5. The mushroom-containing Chinese medicine complex composition of claim 1, wherein the mushroom-containing Chinese medicine complex composition is prepared in a form of ointment, colloid, gel, solution, emulsion, patch or spray.

6. The mushroom-containing Chinese medicine complex composition of claim 2, wherein the mushroom-containing Chinese medicine complex composition is prepared in a form of ointment, colloid, gel, solution, emulsion, patch or spray.

7. A use of the mushroom-containing Chinese medicine complex composition according to claim 1 for preparing a drug that promotes apoptosis of scar tissue, produces tissue reconstitution, and reduces scar proliferation.

8. A use of the mushroom-containing Chinese medicine complex composition according to claim 2 for preparing a drug that promotes apoptosis of scar tissue, produces tissue reconstitution, and reduces scar proliferation.

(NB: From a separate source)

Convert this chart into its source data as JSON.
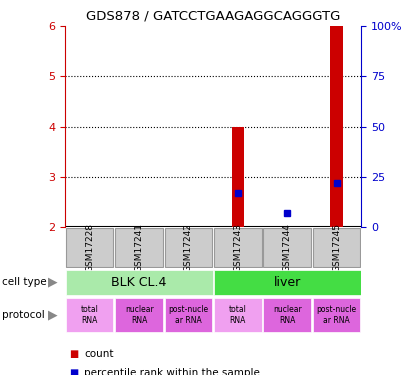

9. A use of the mushroom-containing Chinese medicine complex composition according to claim 1 for preparing a drug for treating, inhibiting or reducing keloid scars.

10. A use of the mushroom-containing Chinese medicine complex composition according to claim 2 for preparing a drug for treating, inhibiting or reducing keloid scars.